Un nuage de gaz autour de moi, le nez qui pique, les yeux qui pleurent, une énergie hors du commun, des rêves de changement, une excitation jamais ressentie depuis et une tendresse particulière, gardée dans mon cœur depuis 45 ans pour ce Printemps-là, un printemps pas comme les autres.

Jeune fille sérieuse, élève appliquée et consciencieuse à l’école, au lycée, à la fac, je commençais tout juste à travailler. Ma famille m’avait appris à ne pas revendiquer tout le temps et pour tout, mais simplement pour ce qui en valait la peine. J’avais le goût du travail bien fait ancré dans l’âme et je faisais ce que j’avais à faire sérieusement, sans contester.

Quand soudain, en ce printemps-là, la revendication commença sur les bancs de la faculté, pour courir partout dans les usines, les bureaux, les familles, bref, partout dans Paris, puis peu à peu dans toute la France. Et je réfléchis à tout ce que j’entendais et je me dis, moi aussi, qu’il y avait des choses, beaucoup de choses à changer.

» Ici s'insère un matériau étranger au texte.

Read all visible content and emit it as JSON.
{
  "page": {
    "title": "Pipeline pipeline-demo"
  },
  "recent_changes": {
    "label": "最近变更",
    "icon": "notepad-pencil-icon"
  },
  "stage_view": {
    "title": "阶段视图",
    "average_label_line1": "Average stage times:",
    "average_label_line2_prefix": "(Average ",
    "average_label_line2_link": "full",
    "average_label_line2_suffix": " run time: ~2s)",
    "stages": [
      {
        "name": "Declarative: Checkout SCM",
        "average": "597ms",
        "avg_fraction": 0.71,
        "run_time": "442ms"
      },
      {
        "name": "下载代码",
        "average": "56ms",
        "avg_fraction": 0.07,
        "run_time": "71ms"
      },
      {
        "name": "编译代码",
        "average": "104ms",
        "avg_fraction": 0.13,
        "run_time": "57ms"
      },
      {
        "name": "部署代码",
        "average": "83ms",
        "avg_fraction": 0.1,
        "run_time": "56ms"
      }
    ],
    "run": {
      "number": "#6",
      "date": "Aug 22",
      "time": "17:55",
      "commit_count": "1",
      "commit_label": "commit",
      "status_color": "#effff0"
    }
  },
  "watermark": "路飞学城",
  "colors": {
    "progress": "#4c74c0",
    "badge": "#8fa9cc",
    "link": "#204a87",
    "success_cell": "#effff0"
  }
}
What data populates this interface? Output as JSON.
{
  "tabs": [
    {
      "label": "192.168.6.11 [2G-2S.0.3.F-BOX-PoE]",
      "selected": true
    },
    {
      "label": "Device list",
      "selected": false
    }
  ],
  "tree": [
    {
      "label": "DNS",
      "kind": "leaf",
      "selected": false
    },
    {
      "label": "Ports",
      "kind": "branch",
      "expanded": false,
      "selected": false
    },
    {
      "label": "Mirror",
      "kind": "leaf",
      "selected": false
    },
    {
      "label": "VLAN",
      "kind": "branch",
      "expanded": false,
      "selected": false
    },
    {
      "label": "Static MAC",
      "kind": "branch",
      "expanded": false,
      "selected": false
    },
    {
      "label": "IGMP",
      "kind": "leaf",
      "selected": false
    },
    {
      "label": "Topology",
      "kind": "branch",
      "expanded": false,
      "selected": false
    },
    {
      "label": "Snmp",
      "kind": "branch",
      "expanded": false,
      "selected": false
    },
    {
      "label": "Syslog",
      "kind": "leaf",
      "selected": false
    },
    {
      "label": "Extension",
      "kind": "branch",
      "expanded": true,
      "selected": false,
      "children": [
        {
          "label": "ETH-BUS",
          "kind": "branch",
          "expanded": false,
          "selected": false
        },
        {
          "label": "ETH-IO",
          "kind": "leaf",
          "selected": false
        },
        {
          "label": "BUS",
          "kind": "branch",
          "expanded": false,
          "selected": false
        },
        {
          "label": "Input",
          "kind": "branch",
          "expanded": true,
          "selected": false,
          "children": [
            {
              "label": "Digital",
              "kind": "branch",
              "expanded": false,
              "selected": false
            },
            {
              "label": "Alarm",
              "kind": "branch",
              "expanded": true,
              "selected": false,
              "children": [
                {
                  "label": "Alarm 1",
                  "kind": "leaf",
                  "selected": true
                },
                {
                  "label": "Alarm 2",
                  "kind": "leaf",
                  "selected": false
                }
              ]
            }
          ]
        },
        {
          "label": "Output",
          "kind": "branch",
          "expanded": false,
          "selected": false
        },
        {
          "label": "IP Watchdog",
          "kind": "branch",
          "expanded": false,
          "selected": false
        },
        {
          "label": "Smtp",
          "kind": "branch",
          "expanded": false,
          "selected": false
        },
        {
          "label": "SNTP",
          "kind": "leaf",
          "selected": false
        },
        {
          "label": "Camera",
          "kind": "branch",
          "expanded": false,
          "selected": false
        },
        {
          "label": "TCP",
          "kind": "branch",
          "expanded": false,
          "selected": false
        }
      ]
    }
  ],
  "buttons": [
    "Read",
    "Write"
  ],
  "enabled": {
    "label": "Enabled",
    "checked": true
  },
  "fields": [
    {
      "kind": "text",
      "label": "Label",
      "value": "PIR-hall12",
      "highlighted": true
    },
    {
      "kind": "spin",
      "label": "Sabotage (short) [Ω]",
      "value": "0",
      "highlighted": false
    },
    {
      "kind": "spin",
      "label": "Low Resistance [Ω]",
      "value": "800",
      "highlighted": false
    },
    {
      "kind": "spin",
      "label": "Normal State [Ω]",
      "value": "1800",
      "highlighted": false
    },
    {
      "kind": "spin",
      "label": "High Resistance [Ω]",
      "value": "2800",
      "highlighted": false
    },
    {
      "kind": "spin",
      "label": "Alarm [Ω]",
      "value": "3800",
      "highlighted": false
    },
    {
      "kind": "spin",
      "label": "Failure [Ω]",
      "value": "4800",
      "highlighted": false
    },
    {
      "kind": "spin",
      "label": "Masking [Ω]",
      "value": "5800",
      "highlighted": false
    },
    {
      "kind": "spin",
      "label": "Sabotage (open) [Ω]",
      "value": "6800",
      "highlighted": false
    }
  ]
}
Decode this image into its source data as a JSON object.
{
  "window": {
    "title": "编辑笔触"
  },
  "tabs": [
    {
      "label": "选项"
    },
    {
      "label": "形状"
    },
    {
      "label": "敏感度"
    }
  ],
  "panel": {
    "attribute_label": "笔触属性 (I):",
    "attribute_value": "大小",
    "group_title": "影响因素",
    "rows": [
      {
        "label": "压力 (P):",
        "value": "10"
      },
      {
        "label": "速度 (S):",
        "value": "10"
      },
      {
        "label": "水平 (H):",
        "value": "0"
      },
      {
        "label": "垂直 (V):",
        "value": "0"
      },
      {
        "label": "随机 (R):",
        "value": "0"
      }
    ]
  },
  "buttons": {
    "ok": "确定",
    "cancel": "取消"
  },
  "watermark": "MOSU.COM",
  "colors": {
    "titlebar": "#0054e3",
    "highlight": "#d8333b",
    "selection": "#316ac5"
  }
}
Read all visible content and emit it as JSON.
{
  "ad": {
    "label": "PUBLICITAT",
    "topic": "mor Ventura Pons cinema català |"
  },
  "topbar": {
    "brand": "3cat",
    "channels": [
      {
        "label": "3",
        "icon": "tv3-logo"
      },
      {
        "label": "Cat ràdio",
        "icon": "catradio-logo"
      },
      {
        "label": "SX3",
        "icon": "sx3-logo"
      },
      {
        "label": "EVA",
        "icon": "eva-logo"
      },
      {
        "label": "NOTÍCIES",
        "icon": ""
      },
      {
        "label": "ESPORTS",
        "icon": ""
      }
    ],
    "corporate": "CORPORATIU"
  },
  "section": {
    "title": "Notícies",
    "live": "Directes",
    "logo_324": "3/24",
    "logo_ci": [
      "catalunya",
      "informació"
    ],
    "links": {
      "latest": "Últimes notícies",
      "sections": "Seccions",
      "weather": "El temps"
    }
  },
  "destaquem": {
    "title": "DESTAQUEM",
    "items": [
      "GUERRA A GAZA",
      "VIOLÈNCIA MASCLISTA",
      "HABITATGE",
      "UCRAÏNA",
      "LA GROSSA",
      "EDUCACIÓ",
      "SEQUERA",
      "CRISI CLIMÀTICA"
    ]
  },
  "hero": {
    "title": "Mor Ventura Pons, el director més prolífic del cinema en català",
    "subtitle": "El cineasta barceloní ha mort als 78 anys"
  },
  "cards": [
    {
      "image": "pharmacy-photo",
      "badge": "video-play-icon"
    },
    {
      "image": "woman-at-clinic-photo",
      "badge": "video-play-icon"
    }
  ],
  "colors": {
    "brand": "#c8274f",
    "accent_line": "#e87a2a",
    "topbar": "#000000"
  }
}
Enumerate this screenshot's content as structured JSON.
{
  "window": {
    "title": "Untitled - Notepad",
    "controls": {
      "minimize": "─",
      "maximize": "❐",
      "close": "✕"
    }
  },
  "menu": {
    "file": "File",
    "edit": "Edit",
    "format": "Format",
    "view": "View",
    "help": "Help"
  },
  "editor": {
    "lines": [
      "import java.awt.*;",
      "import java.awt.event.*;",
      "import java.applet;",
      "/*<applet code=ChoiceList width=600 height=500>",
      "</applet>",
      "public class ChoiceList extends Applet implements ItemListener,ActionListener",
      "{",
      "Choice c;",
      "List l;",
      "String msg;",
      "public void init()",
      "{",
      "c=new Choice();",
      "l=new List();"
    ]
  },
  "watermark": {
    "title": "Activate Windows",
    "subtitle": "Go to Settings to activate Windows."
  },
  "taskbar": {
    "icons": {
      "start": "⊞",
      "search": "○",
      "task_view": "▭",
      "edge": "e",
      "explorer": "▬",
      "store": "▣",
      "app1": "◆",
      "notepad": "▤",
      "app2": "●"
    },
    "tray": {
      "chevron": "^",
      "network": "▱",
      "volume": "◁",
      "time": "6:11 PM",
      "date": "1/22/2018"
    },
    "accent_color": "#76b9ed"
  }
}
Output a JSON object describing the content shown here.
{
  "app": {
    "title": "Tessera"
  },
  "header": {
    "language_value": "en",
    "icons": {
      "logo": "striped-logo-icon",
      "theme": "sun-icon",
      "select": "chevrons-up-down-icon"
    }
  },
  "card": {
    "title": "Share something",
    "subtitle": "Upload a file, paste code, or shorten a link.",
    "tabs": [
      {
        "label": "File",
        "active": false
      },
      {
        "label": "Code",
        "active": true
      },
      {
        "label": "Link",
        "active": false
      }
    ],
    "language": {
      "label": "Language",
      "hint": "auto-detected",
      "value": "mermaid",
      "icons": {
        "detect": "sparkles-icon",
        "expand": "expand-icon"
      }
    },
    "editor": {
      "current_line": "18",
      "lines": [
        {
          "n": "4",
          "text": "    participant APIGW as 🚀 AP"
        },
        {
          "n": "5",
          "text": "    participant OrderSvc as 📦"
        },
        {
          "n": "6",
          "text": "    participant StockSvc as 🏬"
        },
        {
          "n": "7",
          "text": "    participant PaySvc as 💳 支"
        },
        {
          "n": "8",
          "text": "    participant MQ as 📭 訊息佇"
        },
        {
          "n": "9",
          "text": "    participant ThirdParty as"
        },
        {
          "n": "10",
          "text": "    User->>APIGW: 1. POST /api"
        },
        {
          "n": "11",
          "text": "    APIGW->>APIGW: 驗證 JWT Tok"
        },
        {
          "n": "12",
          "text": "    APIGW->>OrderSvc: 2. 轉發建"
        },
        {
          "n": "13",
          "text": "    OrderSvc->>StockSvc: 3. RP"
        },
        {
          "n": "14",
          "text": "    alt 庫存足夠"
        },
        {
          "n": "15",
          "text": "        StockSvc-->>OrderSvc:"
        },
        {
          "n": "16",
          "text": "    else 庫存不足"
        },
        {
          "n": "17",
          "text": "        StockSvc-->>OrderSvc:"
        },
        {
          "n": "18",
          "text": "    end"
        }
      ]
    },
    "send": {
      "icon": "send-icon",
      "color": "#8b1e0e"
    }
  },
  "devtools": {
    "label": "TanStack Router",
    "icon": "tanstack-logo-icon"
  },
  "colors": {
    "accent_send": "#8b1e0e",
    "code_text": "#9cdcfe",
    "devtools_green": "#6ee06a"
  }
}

Et je fis la grève, comme tout le monde, et c’est ainsi que je me retrouvai au Quartier Latin, dans les rues dépavées, pleurant dans les effluves des gaz lacrymogènes, la main dans la tienne, devant des rangées de militaires casqués chargés de maintenir l’ordre dans un Paris devenu anarchiste.

J’ai vu la Sorbonne menacée d’incendie, le théâtre de l’Odéon abritant un ramassis de militants aux discours enfiévrés et revendicateurs. J’ai écouté bien des orateurs ventant les mérites de changements et de vie meilleure. J’ai vécu des embouteillages monstrueux sur la place de la République où l’on voyait la police capituler et l’automobiliste lambda régler la circulation.

La révolution prenait des allures de fête en ce magnifique mois où le soleil brillait autant que les idées nouvelles.

Puis les esprits se sont calmés et la vie a repris avec quelques changements quand même. Maintenant j’ai vieilli et j’ai vu d’autres grèves, entendu d’autres revendications, mais je n’ai jamais plus ressenti un tel élan collectif qu’en ce drôle de printemps, qu’en ce mois de mai 1968.